Une phrase résonne dans le cœur de l'humanité depuis des millénaires « Un jour il faut quitter son nid ». Animés par sa curiosité du mystère, ce sentiment si propre à l'être humain, les hommes ont toujours voulût découvrir de nouveaux horizons. Ils ont voyagé, découvert, appris, compris, mais cette sensation, cette soif de savoir, de nouveauté, d'inconnu, ne s'est jamais retrouvée rassasiée. Dans des temps anciens, on quittais sa petite cavité dans la roche, on partait pour un autre village, un nouveau continents. Cependant, avant que ses masses de populations en soient capables, que vous et moi puissions nous déplacer sur ce monde, avant tout cela il y avait des personnes qui l'on fait pour la première fois. Certain on dit qu'ils étais fou, d'autre appelais ça le courage, moi je dis qu'ils ont eu une chance incommensurable ! La même chance que je vous offre aujourd'hui ! Nous n'en somme plus à dessiner les cartes de la mer méditerrané, ni à marcher sur la lune, ni même aux croisières sur l'orbite solaire. Non ! C'est un nouveau monde qui nous ouvre ses portes. Ce monde qui nous à si longtemps mis en haleine, qui a fait rêver chacun, du plus jeune des enfants jusqu'au plus grand artiste que nous n'ayons jamais connus. Ce monde ! En ce jour ! Je vous l'offre ! Élus de l'humanité, de la planète Catena, soyez les premiers de l'empire à voguer vers un avenir stellaire. Les tout premier colon de l'empire Catenien. Un empire où la paix règne à nos côtés.

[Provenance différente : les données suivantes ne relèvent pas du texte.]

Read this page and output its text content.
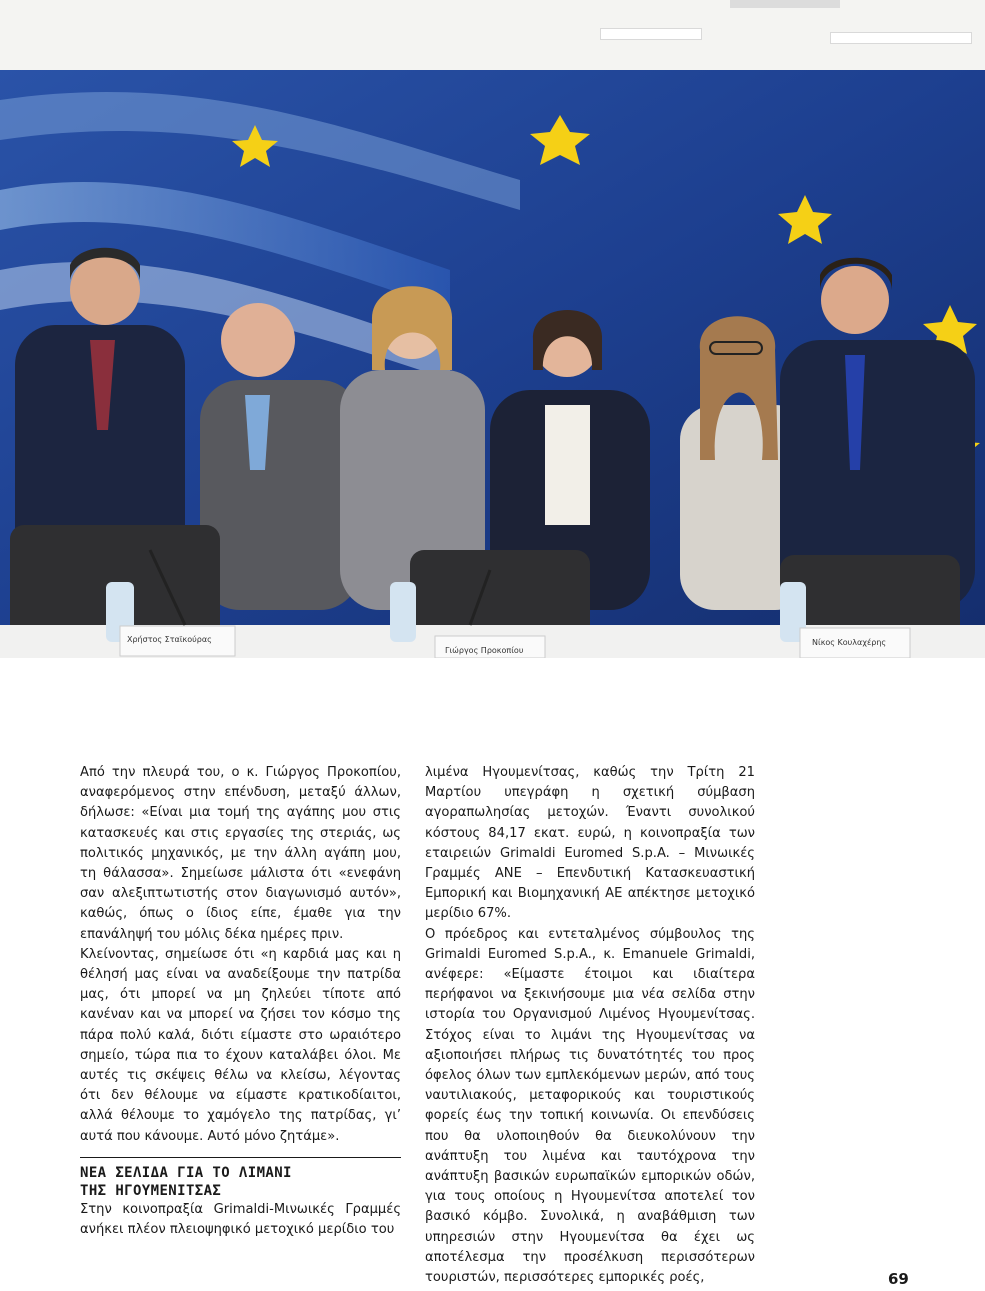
Χρήστος Σταϊκούρας
Γιώργος Προκοπίου
Νίκος Κουλαχέρης

Από την πλευρά του, ο κ. Γιώργος Προκοπίου, αναφερόμενος στην επένδυση, μεταξύ άλλων, δήλωσε: «Είναι μια τομή της αγάπης μου στις κατασκευές και στις εργασίες της στεριάς, ως πολιτικός μηχανικός, με την άλλη αγάπη μου, τη θάλασσα». Σημείωσε μάλιστα ότι «ενεφάνη σαν αλεξιπτωτιστής στον διαγωνισμό αυτόν», καθώς, όπως ο ίδιος είπε, έμαθε για την επανάληψή του μόλις δέκα ημέρες πριν.

Κλείνοντας, σημείωσε ότι «η καρδιά μας και η θέλησή μας είναι να αναδείξουμε την πατρίδα μας, ότι μπορεί να μη ζηλεύει τίποτε από κανέναν και να μπορεί να ζήσει τον κόσμο της πάρα πολύ καλά, διότι είμαστε στο ωραιότερο σημείο, τώρα πια το έχουν καταλάβει όλοι. Με αυτές τις σκέψεις θέλω να κλείσω, λέγοντας ότι δεν θέλουμε να είμαστε κρατικοδίαιτοι, αλλά θέλουμε το χαμόγελο της πατρίδας, γι’ αυτά που κάνουμε. Αυτό μόνο ζητάμε».

ΝΕΑ ΣΕΛΙΔΑ ΓΙΑ ΤΟ ΛΙΜΑΝΙ
ΤΗΣ ΗΓΟΥΜΕΝΙΤΣΑΣ

Στην κοινοπραξία Grimaldi-Μινωικές Γραμμές ανήκει πλέον πλειοψηφικό μετοχικό μερίδιο του

λιμένα Ηγουμενίτσας, καθώς την Τρίτη 21 Μαρτίου υπεγράφη η σχετική σύμβαση αγοραπωλησίας μετοχών. Έναντι συνολικού κόστους 84,17 εκατ. ευρώ, η κοινοπραξία των εταιρειών Grimaldi Euromed S.p.A. – Μινωικές Γραμμές ΑΝΕ – Επενδυτική Κατασκευαστική Εμπορική και Βιομηχανική ΑΕ απέκτησε μετοχικό μερίδιο 67%.

Ο πρόεδρος και εντεταλμένος σύμβουλος της Grimaldi Euromed S.p.A., κ. Emanuele Grimaldi, ανέφερε: «Είμαστε έτοιμοι και ιδιαίτερα περήφανοι να ξεκινήσουμε μια νέα σελίδα στην ιστορία του Οργανισμού Λιμένος Ηγουμενίτσας. Στόχος είναι το λιμάνι της Ηγουμενίτσας να αξιοποιήσει πλήρως τις δυνατότητές του προς όφελος όλων των εμπλεκόμενων μερών, από τους ναυτιλιακούς, μεταφορικούς και τουριστικούς φορείς έως την τοπική κοινωνία. Οι επενδύσεις που θα υλοποιηθούν θα διευκολύνουν την ανάπτυξη του λιμένα και ταυτόχρονα την ανάπτυξη βασικών ευρωπαϊκών εμπορικών οδών, για τους οποίους η Ηγουμενίτσα αποτελεί τον βασικό κόμβο. Συνολικά, η αναβάθμιση των υπηρεσιών στην Ηγουμενίτσα θα έχει ως αποτέλεσμα την προσέλκυση περισσότερων τουριστών, περισσότερες εμπορικές ροές,	69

Ce fut sous un tonnerre d'applaudissements que pris fin le discours d'ouverture de la conférence mondiale spatio-coloniale. Certains considéraient que c'était ce jour que l'humanité avait atteint son apogée. Unis dans un sentiment de fraternité et de pacifisme, les êtres humains s'étaient alliés pour réaliser un rêve commun : la conquête du bonheur, d'une vie saine et paisible. Suite aux terres détruites et empoisonnées par les armes et radiations de la précédente guerre, peu d'espace demeurait habitable pour les hommes. Bien que la population humaine avait monstrueusement diminué suite aux tristement mémorables événements qui ont eu lieu par le passé, celle-ci avait tout de même pris le chemin d'une renaissance. Cependant, la planète n'allait pas être capable de supporter cette population excédante. C'est le problème qui a accéléré les recherches sur la conquête spatiale. Ce n'est pas moins de trois siècles après la guerre que furent bâties neuf navettes spatiales. Chacune d'entre elles fessant la taille d'une ville, crée pour être autonomes et pouvoir voguer à travers l'espace pendant plusieurs années. Construites aux quatre coins du globe, chacune d'elles possèdent en elles une part de la culture des peuples qui ont participé à leur construction.


Après avoir vogué pendant plusieurs années, les stations se sont posées sur les planètes habitables les plus proches. Des colonies se sont formées, donnant naissance au dominion humain. Ce dernier est formé par un réseau d'information entre dix planètes, neuf étant des colonies. Pendant 200 ans ces planètes se sont développées et ont peu à peu pris des chemins opposés. L'une d'entre elle se nomme Trimat, cette planète fut colonisée par l'un des vaisseaux envoyé par Catena. Quasiment totalement recouverte d'eau, la population à due s'étendre en partant d'une petite île naturelle en créèrent des villes flottantes à partir des riches ressources sous-marines. Le vaisseau s'est retrouvé vidé et laissé aux mains d'un petit groupe de scientifique qui continuaient de l'améliorer, au fil du temps. Des années plus tard Catena demandât le rapatriement des vaisseaux pour créer une armée qui sillonnerait le dominion afin de permettre à la Planète Mère de pouvoir intervenir militairement dans tout le dominion.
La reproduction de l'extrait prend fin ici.